@c Oh balls! He's gone batty.
// @larand
12 litres of water added to the evaporative cooler, now it’s full. Temperature tonight isn’t expected to drop below 19°C and the humidity is fairly high. It’s cheaper re electricity costs to run the evap cooler than A/C.
While the USB floppy drive will wok on High Sierra, it's not happy reformatting drives, that's best done on the "Wee Beastie" (my 12-in 2005 G4 PowerBook). That Mac has AppleWorks 6.2.9 on it, just for a fiddle, I copied & pasted an rtf doc into AppleWorks & saved it to the floppy drive as a .cwk document.
I then connected the FD to the MacBook Air and tried opening the file with LibreOffice Vanilla. It worked perfectly.
TIL my USB 1.1 floppy disc drive works OK on High Sierra. I may have a job getting data off an old (1995) Mac that has a 1.44 MB FD & 2 x CD-ROM drive plus an IDE HDD.
Very likely the old machine won't boot, usually because the (horribly expensive) 4.5 v battery is flat. Some of the Macs in my collection have an adapted battery, it's the original battery's circuit board connector soldered onto a 2 x AAA & a 1 x AAA battery holder so 3 x AAA cells can provide the required power.
@matigo It works! Not brilliantly when it comes to reformatting floppies but read & write are OK.

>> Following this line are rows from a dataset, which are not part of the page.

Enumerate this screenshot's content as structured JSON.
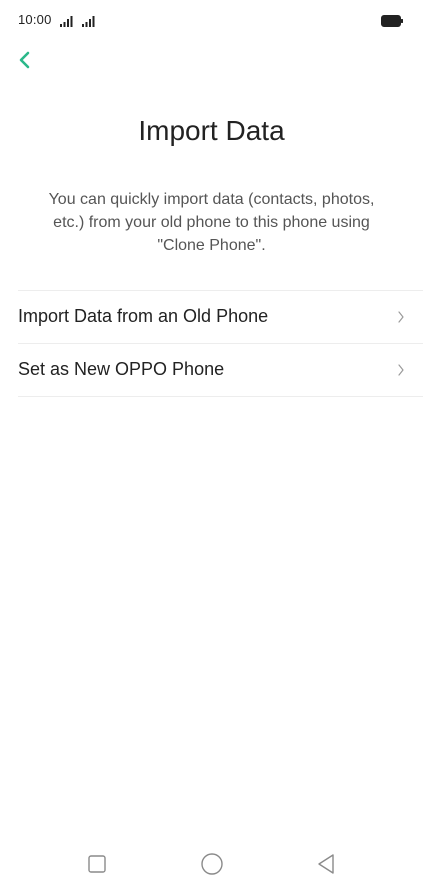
{
  "status_bar": {
    "time": "10:00",
    "icons": [
      "signal-icon",
      "signal-icon",
      "battery-icon"
    ]
  },
  "header": {
    "back_icon": "chevron-left-icon",
    "accent_color": "#2bb88a"
  },
  "main": {
    "title": "Import Data",
    "description": "You can quickly import data (contacts, photos, etc.) from your old phone to this phone using \"Clone Phone\".",
    "options": [
      {
        "label": "Import Data from an Old Phone",
        "icon": "chevron-right-icon"
      },
      {
        "label": "Set as New OPPO Phone",
        "icon": "chevron-right-icon"
      }
    ]
  },
  "nav_bar": {
    "icons": [
      "recent-apps-icon",
      "home-icon",
      "back-icon"
    ]
  }
}
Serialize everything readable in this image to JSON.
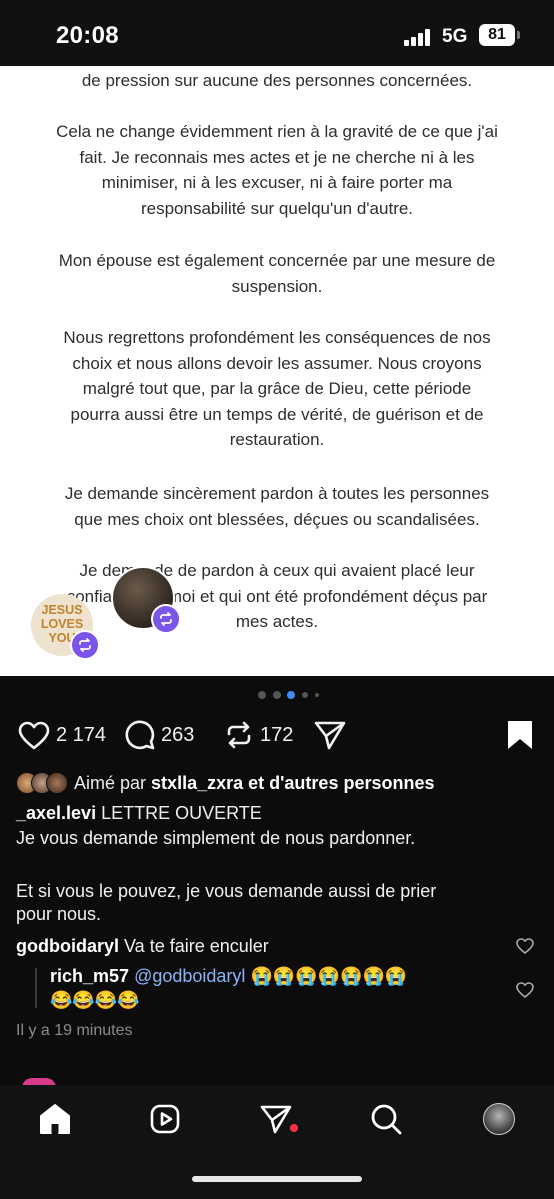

@matigo Perhaps not. Everymac.com reveals that the HD uses an IDE connection. Somewhere I have an IDE external drive. Now I need to check whether my USB floppy drive still works under High Sierra: it did under Sierra.
Seems like I have dozens of odd socks that just won’t make pairs. So I’m chucking them out. I bought another 10 pairs of socks today that are totally different to any existing ones.
I have also put him onto a friend of mine who lives not far away & has lots of old computer gear. He should be able to extract the data from the 580’s HD.
Just had a call from a fellow who wants to get stuff off his almost blind father’s Mac. Trouble is, it’s a Performa 580CD, discontinued in Feb 1996. Plus he is a PC user. I’ve recommended he get LibreOffice to work with the original ClarisWorks docs.